I've always looked at what designers are doing here as advanced cubing though. The downside is that you have to pour a lot of your own time and resources into making it work. By contrast, the more traditional power cubing paradigm saves a lot of development time up front.

I feel weird arguing for the "other team" as it were, but I think adding your own spin to an environment just for the sake of personalizing it is overrated. If you have the resources and a dedicated group, by all means. For sure you will get a better cubing experience by doing it. Don't disagree at all with that. But it's a lot of work, and casuals are very likely going to get equal or better mileage out of copying and tweaking a power list.

I've argued - and will continue to argue - if you are new to cube, don't start with a Riptide list. Start with a derivative of a power list (or run the average cube tutor list), play it for six months to a year and then see what your groups wants to do. I'd never be happy with that cube long term but I also have 10 years of cubing experience to know what I think works and what I personally dislike.

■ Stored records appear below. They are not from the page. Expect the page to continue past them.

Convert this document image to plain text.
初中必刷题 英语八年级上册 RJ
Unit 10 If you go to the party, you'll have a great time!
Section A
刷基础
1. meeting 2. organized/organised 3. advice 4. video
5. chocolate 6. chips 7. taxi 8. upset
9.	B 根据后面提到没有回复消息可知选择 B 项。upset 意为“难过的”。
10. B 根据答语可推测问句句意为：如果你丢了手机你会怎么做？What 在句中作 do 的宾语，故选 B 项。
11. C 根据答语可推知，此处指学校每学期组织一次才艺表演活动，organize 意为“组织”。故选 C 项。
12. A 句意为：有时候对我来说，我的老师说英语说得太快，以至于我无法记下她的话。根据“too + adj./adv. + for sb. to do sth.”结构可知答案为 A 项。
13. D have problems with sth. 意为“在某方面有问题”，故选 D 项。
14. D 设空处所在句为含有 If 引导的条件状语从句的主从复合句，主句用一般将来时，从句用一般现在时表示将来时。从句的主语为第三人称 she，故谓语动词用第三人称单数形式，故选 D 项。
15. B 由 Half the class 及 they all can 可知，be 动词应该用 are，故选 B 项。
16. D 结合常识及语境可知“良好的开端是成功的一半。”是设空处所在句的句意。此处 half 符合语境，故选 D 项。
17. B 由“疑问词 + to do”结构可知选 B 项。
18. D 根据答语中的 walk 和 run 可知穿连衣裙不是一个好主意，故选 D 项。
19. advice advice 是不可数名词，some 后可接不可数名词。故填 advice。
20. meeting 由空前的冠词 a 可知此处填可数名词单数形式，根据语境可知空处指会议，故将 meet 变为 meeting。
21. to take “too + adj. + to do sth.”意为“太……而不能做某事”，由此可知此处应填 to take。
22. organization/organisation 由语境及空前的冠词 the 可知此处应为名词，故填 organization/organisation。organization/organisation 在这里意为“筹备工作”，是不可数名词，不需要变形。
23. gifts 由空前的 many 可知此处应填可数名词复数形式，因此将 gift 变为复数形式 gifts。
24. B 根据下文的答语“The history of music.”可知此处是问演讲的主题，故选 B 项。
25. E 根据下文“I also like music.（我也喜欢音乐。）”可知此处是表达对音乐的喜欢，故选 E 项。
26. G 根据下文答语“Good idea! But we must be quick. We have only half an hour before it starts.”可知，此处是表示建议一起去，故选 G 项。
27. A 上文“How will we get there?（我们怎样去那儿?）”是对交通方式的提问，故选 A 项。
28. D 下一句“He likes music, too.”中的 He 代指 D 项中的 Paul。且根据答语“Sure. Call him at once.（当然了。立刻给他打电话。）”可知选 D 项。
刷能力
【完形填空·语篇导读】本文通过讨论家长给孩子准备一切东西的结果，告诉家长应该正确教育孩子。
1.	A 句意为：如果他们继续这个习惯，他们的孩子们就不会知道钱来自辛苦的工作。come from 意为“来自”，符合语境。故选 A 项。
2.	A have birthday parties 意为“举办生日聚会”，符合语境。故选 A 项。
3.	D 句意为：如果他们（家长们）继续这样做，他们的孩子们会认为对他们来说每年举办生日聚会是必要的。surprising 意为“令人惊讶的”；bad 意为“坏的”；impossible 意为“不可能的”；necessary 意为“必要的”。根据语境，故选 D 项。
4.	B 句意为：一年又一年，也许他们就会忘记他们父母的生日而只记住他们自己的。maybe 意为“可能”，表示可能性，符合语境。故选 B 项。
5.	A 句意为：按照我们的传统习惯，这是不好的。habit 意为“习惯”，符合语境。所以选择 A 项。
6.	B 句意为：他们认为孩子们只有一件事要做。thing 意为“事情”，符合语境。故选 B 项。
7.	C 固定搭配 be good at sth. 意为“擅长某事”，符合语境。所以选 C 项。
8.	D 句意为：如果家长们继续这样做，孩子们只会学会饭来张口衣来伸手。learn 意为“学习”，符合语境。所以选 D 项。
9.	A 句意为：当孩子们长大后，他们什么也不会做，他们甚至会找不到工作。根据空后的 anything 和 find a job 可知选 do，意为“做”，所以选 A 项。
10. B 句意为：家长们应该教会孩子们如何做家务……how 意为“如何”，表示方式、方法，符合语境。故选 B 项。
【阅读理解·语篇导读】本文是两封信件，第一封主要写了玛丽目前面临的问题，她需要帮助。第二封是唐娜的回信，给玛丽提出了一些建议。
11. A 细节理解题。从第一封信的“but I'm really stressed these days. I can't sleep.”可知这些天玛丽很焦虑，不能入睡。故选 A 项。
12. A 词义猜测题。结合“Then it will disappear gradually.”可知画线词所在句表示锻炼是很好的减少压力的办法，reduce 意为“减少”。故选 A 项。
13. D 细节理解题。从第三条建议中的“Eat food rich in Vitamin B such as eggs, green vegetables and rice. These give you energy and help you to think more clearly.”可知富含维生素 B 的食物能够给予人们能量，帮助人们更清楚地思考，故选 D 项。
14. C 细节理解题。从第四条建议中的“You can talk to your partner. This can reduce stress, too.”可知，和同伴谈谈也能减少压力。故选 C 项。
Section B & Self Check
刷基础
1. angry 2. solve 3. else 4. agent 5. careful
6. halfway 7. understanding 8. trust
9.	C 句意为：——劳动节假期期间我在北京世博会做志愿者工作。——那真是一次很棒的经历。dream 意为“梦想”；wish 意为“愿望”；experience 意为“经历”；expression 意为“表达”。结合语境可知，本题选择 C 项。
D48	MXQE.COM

I agree. there's definitely something to be said for ease of entry, and there's nothing that stings like getting your cube finished, having your playgroup shuffle up for a draft, and having people say "This card is trash, why is this in here?" because they're used to a more traditional cube from MTGO or whatever. Playgroup expectations are very important when considering making an IRL cube and not just theorycrafting.
 
I agree with that, I was in that exact position when I was first designing my cube. I would look over the most popular cube threads at MTGS, see what they were running, and try to emulate something similar. It wasn't until actually playtesting and seeing things in action that I saw things that I disliked seeing in a game environment where I wanted to make changes. I would definitely advise against beginning cube designers from referencing the more nuanced cubes here for initial design strategy. There would be way too many decisions and concepts deployed that would end up being information overload. It would be the equivalent of introducing someone to MTG by having them play a complicated CMDR deck in a 4 person free-for-all versus a beginner deck designed for teaching.